Sergio Álvarez

Personal information
- Born: 11 October 1979 (age 46) Matanzas, Cuba
- Weight: 56 kg (123 lb)

Sport
- Country: Cuba
- Sport: Weightlifting
- Event: 56 kg

Medal record
Men's weightlifting
Representing Cuba
World Championships
| Silver medal – second place | 2006 Santo Domingo | – 56 kg |
| Bronze medal – third place | 2009 Goyang | – 56 kg |
Pan American Games
| Gold medal – first place | 1999 Winnipeg | – 56 kg |
| Gold medal – first place | 2007 Rio de Janeiro | – 56 kg |
| Gold medal – first place | 2011 Guadalajara | – 56 kg |
Pan American Championships
| Gold medal – first place | 2010 Guatemala City | – 56 kg |
Central American and Caribbean Games
| Gold medal – first place | 2006 Cartagena | – 56 kg |

= Sergio Álvarez (weightlifter) =

Cuban weightlifter (born 1979)

Sergio Álvarez Boulet (born 11 October 1979) is a Cuban weightlifter.
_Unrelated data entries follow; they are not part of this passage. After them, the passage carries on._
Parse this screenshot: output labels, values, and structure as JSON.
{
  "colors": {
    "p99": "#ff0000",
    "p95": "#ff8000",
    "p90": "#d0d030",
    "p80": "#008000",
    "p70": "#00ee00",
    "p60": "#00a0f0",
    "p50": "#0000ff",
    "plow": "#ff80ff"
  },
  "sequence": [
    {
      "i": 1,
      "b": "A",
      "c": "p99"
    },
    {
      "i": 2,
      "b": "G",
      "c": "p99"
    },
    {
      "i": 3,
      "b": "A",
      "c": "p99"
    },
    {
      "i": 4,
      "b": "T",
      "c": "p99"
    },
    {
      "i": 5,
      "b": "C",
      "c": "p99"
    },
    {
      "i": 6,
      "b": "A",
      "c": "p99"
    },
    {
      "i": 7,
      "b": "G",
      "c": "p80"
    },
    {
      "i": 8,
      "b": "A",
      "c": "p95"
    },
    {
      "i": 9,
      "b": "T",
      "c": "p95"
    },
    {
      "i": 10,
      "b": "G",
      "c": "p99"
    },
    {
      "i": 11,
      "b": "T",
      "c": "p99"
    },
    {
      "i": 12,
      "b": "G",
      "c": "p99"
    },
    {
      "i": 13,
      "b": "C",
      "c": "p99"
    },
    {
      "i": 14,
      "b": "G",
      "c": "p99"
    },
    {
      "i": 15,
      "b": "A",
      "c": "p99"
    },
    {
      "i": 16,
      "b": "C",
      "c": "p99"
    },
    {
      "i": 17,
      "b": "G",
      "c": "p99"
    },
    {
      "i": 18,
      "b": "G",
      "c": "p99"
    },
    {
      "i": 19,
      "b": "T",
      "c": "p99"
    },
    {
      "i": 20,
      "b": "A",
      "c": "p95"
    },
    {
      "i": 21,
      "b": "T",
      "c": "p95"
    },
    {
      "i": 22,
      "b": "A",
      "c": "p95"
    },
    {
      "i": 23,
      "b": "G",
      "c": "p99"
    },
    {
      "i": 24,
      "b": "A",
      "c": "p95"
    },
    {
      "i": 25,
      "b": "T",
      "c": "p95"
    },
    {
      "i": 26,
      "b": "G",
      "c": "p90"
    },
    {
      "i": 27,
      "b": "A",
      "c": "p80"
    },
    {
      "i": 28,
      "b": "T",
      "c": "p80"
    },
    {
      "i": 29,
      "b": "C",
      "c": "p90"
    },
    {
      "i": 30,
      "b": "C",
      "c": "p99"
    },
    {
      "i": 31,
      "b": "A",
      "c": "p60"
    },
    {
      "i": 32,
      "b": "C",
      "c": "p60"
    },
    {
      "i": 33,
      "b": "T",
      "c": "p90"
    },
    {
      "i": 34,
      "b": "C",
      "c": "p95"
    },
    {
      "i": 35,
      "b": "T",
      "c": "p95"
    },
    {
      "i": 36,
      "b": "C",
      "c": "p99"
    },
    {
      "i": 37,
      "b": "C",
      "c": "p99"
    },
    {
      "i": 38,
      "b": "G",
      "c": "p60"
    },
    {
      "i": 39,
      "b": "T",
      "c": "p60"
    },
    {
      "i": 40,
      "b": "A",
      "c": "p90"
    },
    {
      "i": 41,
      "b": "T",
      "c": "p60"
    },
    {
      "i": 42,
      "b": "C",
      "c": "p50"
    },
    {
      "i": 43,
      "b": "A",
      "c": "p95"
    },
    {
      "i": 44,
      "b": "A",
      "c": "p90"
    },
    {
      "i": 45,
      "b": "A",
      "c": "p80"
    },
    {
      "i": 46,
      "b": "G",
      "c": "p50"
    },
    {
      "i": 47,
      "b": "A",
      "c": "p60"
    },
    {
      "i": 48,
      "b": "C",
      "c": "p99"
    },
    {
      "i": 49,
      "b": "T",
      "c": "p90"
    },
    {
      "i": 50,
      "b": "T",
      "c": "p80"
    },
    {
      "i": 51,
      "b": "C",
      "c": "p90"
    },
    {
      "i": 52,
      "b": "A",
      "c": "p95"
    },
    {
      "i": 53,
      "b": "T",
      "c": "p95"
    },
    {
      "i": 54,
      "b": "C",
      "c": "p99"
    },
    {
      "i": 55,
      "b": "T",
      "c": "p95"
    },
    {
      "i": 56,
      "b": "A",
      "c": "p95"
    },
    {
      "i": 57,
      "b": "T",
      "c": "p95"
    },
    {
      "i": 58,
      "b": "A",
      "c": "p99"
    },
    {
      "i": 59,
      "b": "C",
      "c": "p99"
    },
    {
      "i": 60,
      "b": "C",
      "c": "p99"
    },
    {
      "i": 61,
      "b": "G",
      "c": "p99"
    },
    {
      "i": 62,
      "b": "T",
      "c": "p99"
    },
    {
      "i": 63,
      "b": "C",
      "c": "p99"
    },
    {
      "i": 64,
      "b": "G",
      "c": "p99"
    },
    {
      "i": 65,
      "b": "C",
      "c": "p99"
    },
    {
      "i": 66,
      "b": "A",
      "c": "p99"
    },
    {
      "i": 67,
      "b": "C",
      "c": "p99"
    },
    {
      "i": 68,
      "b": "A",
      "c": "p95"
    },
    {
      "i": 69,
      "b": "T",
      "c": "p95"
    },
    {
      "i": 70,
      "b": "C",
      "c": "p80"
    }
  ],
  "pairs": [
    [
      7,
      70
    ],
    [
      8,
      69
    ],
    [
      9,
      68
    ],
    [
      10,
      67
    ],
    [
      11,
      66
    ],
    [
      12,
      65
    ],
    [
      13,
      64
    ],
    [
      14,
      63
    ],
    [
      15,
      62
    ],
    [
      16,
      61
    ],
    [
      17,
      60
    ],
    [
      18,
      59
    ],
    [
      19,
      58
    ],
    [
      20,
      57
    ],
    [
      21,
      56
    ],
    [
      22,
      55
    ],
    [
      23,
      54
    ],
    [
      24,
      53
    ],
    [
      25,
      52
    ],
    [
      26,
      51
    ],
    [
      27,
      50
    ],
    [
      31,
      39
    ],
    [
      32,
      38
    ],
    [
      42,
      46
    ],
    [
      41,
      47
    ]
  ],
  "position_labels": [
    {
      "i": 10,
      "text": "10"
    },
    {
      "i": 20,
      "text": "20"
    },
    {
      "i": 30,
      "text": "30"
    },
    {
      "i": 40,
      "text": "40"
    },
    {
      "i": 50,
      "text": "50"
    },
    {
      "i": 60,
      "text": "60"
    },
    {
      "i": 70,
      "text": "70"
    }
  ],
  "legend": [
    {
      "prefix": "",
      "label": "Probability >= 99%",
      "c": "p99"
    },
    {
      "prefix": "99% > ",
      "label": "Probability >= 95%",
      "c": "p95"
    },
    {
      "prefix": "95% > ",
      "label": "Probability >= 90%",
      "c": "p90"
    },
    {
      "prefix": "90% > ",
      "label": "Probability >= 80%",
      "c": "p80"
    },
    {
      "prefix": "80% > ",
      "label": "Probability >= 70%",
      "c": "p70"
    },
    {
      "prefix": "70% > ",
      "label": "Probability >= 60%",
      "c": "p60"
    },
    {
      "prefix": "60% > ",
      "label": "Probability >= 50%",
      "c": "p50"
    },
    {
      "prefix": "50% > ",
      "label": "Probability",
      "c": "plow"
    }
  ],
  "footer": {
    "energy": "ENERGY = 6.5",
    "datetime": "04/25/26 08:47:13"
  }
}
He represented Cuba at the 2000 Summer Olympics, ranking 5th.

He participated in the men's -56 kg class at the 2006 World Weightlifting Championships and won the silver medal, finishing behind Li Zheng. He snatched 123 kg and clean and jerked an additional 156 kg for a total of 279 kg, only 1 kg behind winner Li.

He twice won the gold medal at the Pan American Games in the 56 kg category.

At the 2008 Summer Olympics he ranked 6th in the 56 kg category, with a total of 272 kg.